拓郎はまた素振りを始めた。勝介は明日に帰れると自分自身をなだめて、拓郎の素振りを見ていた。

「何してるのよ」

 茉祐香が居る。裸足にスニーカーを履いている。拓郎は素振りを止めて日本刀を鞘にしまった。茉祐香が拓郎に近寄り刀を取り上げた。

「これ模造刀なんだよね?」

 茉祐香は刀身を十センチ鞘から晒して眺めた。側面に添えようと人差し指を近づけると、「待って」と拓郎が制止し茉祐香に近寄り刀を取り上げた。

「それ、大丈夫なんだよね」

 茉祐香は不安を隠しきれていない。拓郎は茉祐香に背を向け倉庫に向かった。

「私、もう知らない」

 茉祐香も去って行く。勝介は拓郎を待とうか迷い、茉祐香の背中を追った。

 

 6

 

 最後の日、朝食後にスイカが出た。勝介は塩をかけて食べた。蝉が鳴いている。勝介は最後の日をどう使うか考えていたが、殊勝な事柄は思いつかず、歩いて川にでも行こうかと考えていると茉祐香が「今日あたし休みになったの、だからまた出かけよう」と笑顔で声を掛けた。

 まだ八時にもならないのに、二人は連れ立って家を出た。勝介が玄関から出ると犬が吠えるので、茉祐香が犬の前にしゃがみ込み、鼻を撫で黙らせている。背中に下着の跡が出ている。勝介は茉祐香の背中から目を逸らし空を見た。絵画みたいな入道雲がある。勝介は胸の内に思い出された少年の頃の気持ちを見逃さなかった。

「どうしてももっくんお散歩に行きたいみたい、連れて行っていい?」

 朝お父さんが連れて行ってたのに、と茉祐香は付け足した。勝介は「いいよ」と返事をした。もっくんの毛に覆われている腹。勝介は達郎がフライドチキンをこの犬にやっている場面に出くわしたことがあった。あの腹は脂で出来ている。勝介はこの犬の腹に刀を刺して、魚を捌くみたいに開けばきれいな脂が溢れるだろうと想像していた。

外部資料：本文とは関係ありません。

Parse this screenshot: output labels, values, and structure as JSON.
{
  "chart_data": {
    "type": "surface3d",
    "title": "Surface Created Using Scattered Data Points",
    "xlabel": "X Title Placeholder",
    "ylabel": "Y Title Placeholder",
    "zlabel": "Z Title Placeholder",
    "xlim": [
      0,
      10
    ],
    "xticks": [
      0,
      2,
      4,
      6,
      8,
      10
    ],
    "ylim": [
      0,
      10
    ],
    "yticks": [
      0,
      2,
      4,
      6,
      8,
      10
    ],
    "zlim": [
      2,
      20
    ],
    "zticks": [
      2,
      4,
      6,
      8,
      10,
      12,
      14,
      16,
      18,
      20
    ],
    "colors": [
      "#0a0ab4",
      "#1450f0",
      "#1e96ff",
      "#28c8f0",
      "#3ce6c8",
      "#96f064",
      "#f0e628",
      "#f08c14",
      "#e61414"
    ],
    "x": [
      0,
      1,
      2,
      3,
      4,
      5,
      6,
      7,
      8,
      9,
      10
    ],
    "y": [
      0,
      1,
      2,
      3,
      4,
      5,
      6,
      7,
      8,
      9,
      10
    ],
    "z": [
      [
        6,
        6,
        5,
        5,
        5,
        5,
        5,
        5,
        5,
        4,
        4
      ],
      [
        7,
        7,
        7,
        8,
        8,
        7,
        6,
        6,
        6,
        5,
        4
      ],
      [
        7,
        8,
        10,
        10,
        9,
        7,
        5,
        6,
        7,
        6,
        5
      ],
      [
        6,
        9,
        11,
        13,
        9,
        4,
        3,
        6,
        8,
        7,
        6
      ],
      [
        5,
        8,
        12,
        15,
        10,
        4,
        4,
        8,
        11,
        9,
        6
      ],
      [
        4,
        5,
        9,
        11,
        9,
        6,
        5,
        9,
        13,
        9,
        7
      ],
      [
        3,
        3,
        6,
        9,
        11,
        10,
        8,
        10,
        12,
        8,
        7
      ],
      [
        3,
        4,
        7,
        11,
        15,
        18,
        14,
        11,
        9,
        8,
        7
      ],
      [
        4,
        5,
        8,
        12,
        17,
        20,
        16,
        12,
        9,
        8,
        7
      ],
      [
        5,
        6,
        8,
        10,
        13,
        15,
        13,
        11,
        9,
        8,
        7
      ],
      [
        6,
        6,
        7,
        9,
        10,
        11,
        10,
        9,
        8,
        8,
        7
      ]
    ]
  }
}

 進み、コンクリートで出来ていた道は砂道に変わっている。もっくんが先を歩いている。道の周りを固めている雑草から虫が飛び出すと、もっくんがそれに飛び掛かった。茉祐香はリードを放した。もっくんが虫を追いかけたが見失ったようで戻ってきた。勝介はよくなついている犬だと感心した。バイクの音が聞こえた。

「最近、よく暴走族がこの辺りに出るの」

 茉祐香は作業靴ではなくスニーカーを履いている。

「うるさくて困るわよ」

 勝介は音の方を向いたが、暴走族が見えないので「遠くに居るのかね?」と小さく言うと、茉祐香が、

「お父さん、昔暴走族だったってこの前おかあさんに聞いちゃった。」

 茉祐香は呼吸を荒くして舌を出しているもっくんを見ている。犬が止まり、後ろを歩く勝介の方を見た。黒い瞳がじっと勝介の目を捉えている。茉祐香が、

「この子、いったい何考えてるんだろうね」

 そう言い、しゃがんでもっくんの頭を撫でた。勝介にはまたバイクの音が聞こえていた。